Disagreement between the territories arose in June 2008, when Diageo, a UK headquartered international drinks company, announced a public-private initiative to build and operate a high-capacity rum distillation facility in St. Croix, US Virgin Islands, that will age and supply all rum used to produce Captain Morgan products for the US for at least thirty years beginning in 2012.

At the same time as Diageo will benefit from subsidies taken from the cover-over rebate, Diageo cancelled its longstanding contracts with Puerto Rican rum distilleries which will create a huge loss of rebate to Puerto Rico., describing itself as an independent, non-profit newsroom, reported the extent of the 'marketing subsidies and production incentives' accruing to Diageo to be USD192m plus an ongoing annual amount that could yield USD2bn over the 30 years of the agreement.
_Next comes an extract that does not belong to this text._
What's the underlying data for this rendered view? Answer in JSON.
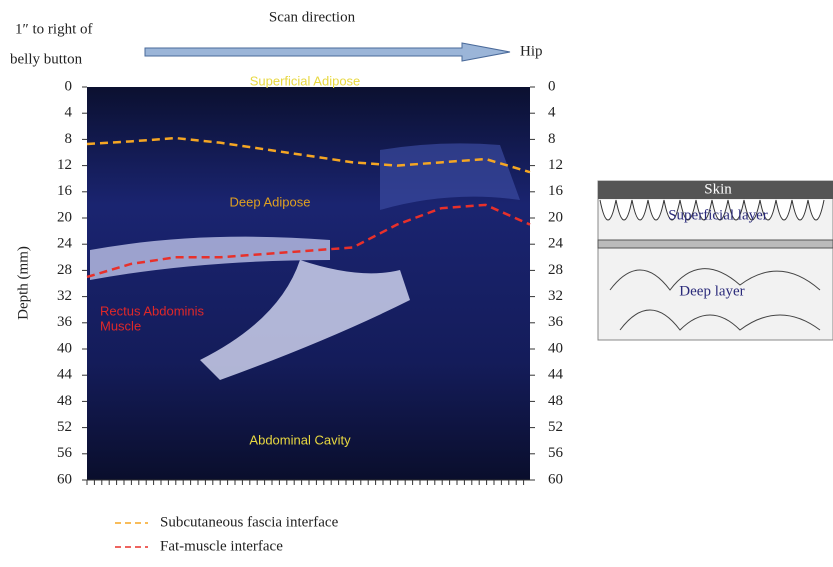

Between 150 and 300 jobs will be created in the new distillery when built.

The Pierluisi bill would create a rule prohibiting Puerto Rico and the Virgin Islands from using cover-over funds to provide unreasonable subsidies to rum producers. An excess of 10% of cover-over funds would be deemed unreasonable and a subsidy less than 10% may be found unreasonable if the US Department of Treasury concludes that it has the effect of encouraging a rum maker to move production from one territory to the other.

Puerto Rico Governer Luis Fortuno told The Washington Times that the 10% cap on subsidies would prevent more of the rum tax from being diverted from island residents to foreign business interests. "Otherwise, we'll just enter into a fight, a turf war, over how much money I'm going to give the next company, instead of supporting the local population and the government," he said.

According to a Puerto Rican official responsible for economic development, only about 6% of the Puerto Rican cover-over rebate is passed on to the rum industry, mostly for marketing and product promotion. He added that Puerto Rico has been careful about using funds to promote broad-based economic development, in a way that is consistent with the overarching purpose of the federal program.